Invoices is a fact table in ServiceTitan, whose API documentation is here.

Pipeline Configuration

  1. Execution Schedule: Run once daily at 6 AM Eastern Time.

  2. Data load strategy: Fetch all Invoices records that have been created or modified yesterday. This is an INCREMENTAL DEDUPE data load strategy.

    Invoices is a fact table with a large number of transactions every day, where invoices are created and modified. Over time, this table could grow to millions of rows of data. This makes it infeasible to load the entire invoices table every day. Hence, it is fetched incrementally - only the newly created or modified data is fetched.

    New data is deduplicated against existing data to ensure that no duplicate records are present,and that the most recently updated record replaces any older ones. Therefore an incremental dedupe requires additional information:

    • Unique Key - To identify unique records, to decide whether to update or insert data.
    • Sort Key - To identify the most recent record for the same unique key and to retain it.
  3. Data schema management: Automatically include any new fields added to the API.

  4. Data storage:

    • Azure Blob - In the Azure blob create an Invoices folder, and inside it create a folder for each day's pipeline run.
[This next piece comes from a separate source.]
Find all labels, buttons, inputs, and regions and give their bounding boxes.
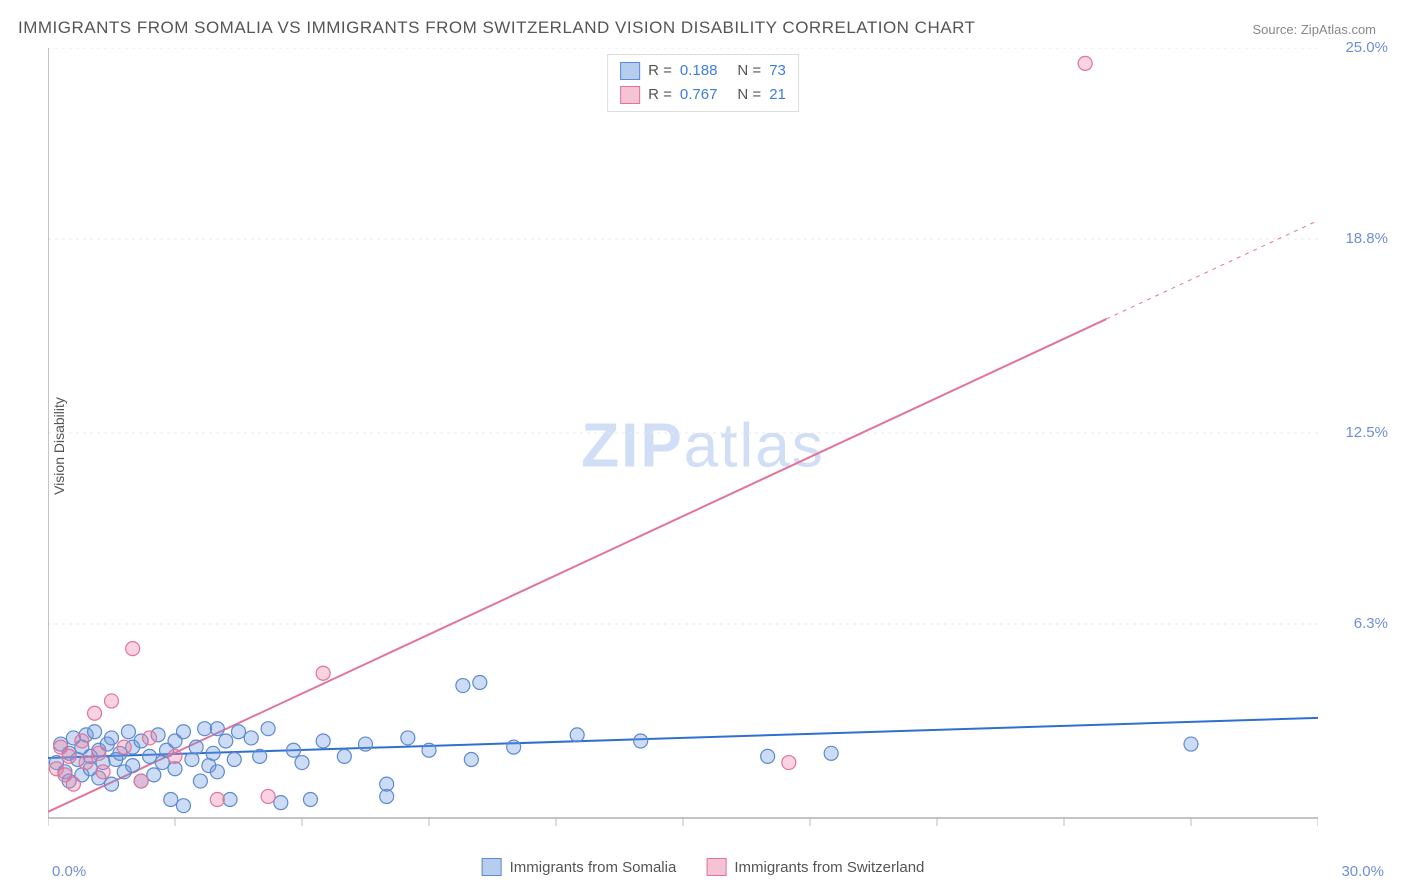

    • Azure SQL - In the 'servicetitan' schema, create a table called 'invoices' to receive data from the Azure Blob.

Pipeline Creation

  1. In the Integrations Tab, click on 'Select Data' in the ServiceTitan to ReportingDB integration.

  1. Click on '+ Add New Dataset'.

  1. Creating the data pipeline is a three-step process.
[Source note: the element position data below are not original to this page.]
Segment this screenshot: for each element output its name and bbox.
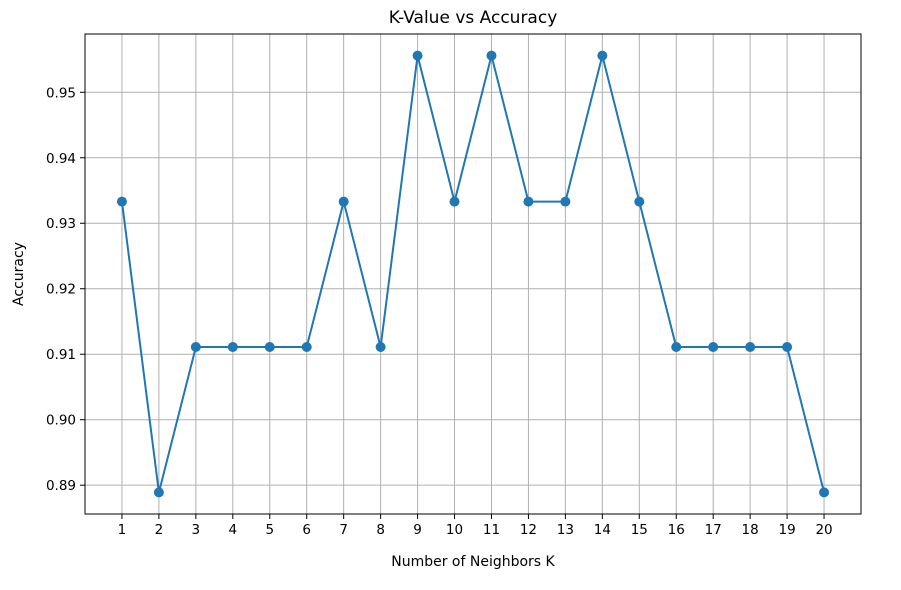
- data-point-k-7: [338, 196, 349, 207]
- y-tick-label: 0.92: [46, 282, 76, 298]
- data-point-k-1: [116, 196, 127, 207]
- data-point-k-17: [708, 342, 719, 353]
- data-point-k-19: [782, 342, 793, 353]
- x-tick-label: 12: [520, 522, 537, 538]
- y-tick-label: 0.91: [46, 347, 76, 363]
- data-point-k-20: [819, 487, 830, 498]
- x-tick-label: 1: [118, 522, 127, 538]
- x-tick-label: 16: [668, 522, 685, 538]
- y-axis-label: Accuracy: [11, 242, 27, 306]
- x-tick-label: 17: [705, 522, 722, 538]
- x-tick-label: 10: [446, 522, 463, 538]
- data-point-k-6: [301, 342, 312, 353]
- x-tick-label: 11: [483, 522, 500, 538]
- y-tick-label: 0.89: [46, 478, 76, 494]
- x-tick-label: 5: [265, 522, 274, 538]
- x-tick-label: 19: [779, 522, 796, 538]
- x-tick-label: 6: [302, 522, 311, 538]
- x-axis-label: Number of Neighbors K: [391, 554, 555, 570]
- y-tick-label: 0.95: [46, 85, 76, 101]
- x-tick-label: 13: [557, 522, 574, 538]
- data-point-k-13: [560, 196, 571, 207]
- x-tick-label: 3: [192, 522, 201, 538]
- series-layer: [116, 50, 830, 498]
- grid: [85, 34, 861, 514]
- x-tick-label: 7: [339, 522, 348, 538]
- data-point-k-18: [745, 342, 756, 353]
- data-point-k-16: [671, 342, 682, 353]
- axis-ticks: 1 2 3 4 5 6 7 8 9 10 11 12 13 14 15 16 17 18 19 200.890.900…: [46, 85, 833, 538]
- x-tick-label: 4: [229, 522, 238, 538]
- data-point-k-2: [153, 487, 164, 498]
- data-point-k-15: [634, 196, 645, 207]
- data-point-k-9: [412, 50, 423, 61]
- data-point-k-5: [264, 342, 275, 353]
- x-tick-label: 18: [742, 522, 759, 538]
- y-tick-label: 0.94: [46, 151, 76, 167]
- x-tick-label: 9: [413, 522, 422, 538]
- y-tick-label: 0.93: [46, 216, 76, 232]
- x-tick-label: 20: [815, 522, 832, 538]
- data-point-k-11: [486, 50, 497, 61]
- chart-title: K-Value vs Accuracy: [389, 8, 558, 28]
- data-point-k-10: [449, 196, 460, 207]
- x-tick-label: 15: [631, 522, 648, 538]
- x-tick-label: 14: [594, 522, 611, 538]
- y-tick-label: 0.90: [46, 413, 76, 429]
- x-tick-label: 8: [376, 522, 385, 538]
- series-line: [120, 54, 826, 494]
- data-point-k-12: [523, 196, 534, 207]
- data-point-k-14: [597, 50, 608, 61]
- plot-area-frame: [84, 33, 862, 515]
- data-point-k-3: [190, 342, 201, 353]
- data-point-k-4: [227, 342, 238, 353]
- data-point-k-8: [375, 342, 386, 353]
- x-tick-label: 2: [155, 522, 164, 538]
    1. API Details - Specify the API from which data is to be fetched.

      • Connection/Pipeline Name - Name the dataset, e.g., Invoices.

      • Pagination - DataStori automatically paginates over the APIs. If the API supports pagination, set it to Yes.

      • OperationId - Select the API from which to fetch the data. In this example, it is Invoices_GetList.

      • Variables - These are dynamic inputs to the APIs. For example, date parameters or dynamic strings to define the folder format. Create the following variables:

        • 'yesterday' and provide the value - (datetime.datetime.now().date() - datetime.timedelta(days=1)).strftime('%Y-%m-%d'). This variable will be passed to the API call and whenever the API runs, it will resolve the variable to yesterday's date.

        • 'folder_format' and provide the value - (datetime.datetime.now().date() - datetime.timedelta(days=1)).strftime('%Y-%m-%d') to create a date-wise folder in the blob.

        Variables are python datetime functions that support a variety of input and output formats.

      • API Parameters - API parameters are rendered based on the selected API.

        • Populate the ST-App-Key and TenantID. You get these values on setting up API authentication.

        • modifiedOnOrAfter - set it to "{{yesterday}}". We use the date field "modifiedOnOrAfter" in order to fetch all the data created or modified since 'yesterday'. Other date fields can be selected based on the defined business rules for data load.

          tip

          Using ModifiedOnOrAfter or LastModified date is the most reliable way or running pipelines in incremental mode. If you don't have a last modified column, consider using the Incremental Drop and Load strategy or write to contact@datastori.io for assistance.

    2. Schedule and Data Load Strategy - Define the pipeline run schedule, and how data is to be written to the Azure Blob and SQL table.

      • Select 6 AM Eastern Time or create a new schedule in Settings > Schedules.
      • Set the Dedupe Strategy to INCREMENTAL DEDUPE HISTORY.
      • Dedupe Keys Json Paths - Set it to data[*].id. ServiceTitan provides an ID with every entity. This is the unique key for a record. Dedupe and Sort Key documentation
      • Sort Keys Json Paths - Set it to data[*].modifiedOn. This field helps identify the latest among two records with the same unique ID. Dedupe and Sort Key documentation

    3. Destination Details: Specify the Azure Blob and Azure SQL locations where data is to be written.

      {{folder_format}} refers to the variable we created in the API Details section. A new folder is created for each day's execution using the variable {{folder_format}} and data is written to it.

      • Final deduped data is available in the 'final' folder.
      • Schema changes are tracked under the 'schema' folder.

      Sample output in the Azure Blob is as follows:

  2. Save the form and exit the page.

With the above setup, the Invoices pipeline will run on schedule at 6 AM Eastern Time. To run it on demand, go to Integrations > Select Data (for the Invoices pipeline) and click on the Play button under Datasets.

Pipeline Execution

The pipeline executes in the customer's cloud environment. This can be audited from the Azure Container Instances logs.

Pipeline execution status is shown in the dashboard and any failure notifications are sent to the email IDs specified in Settings > Notifications.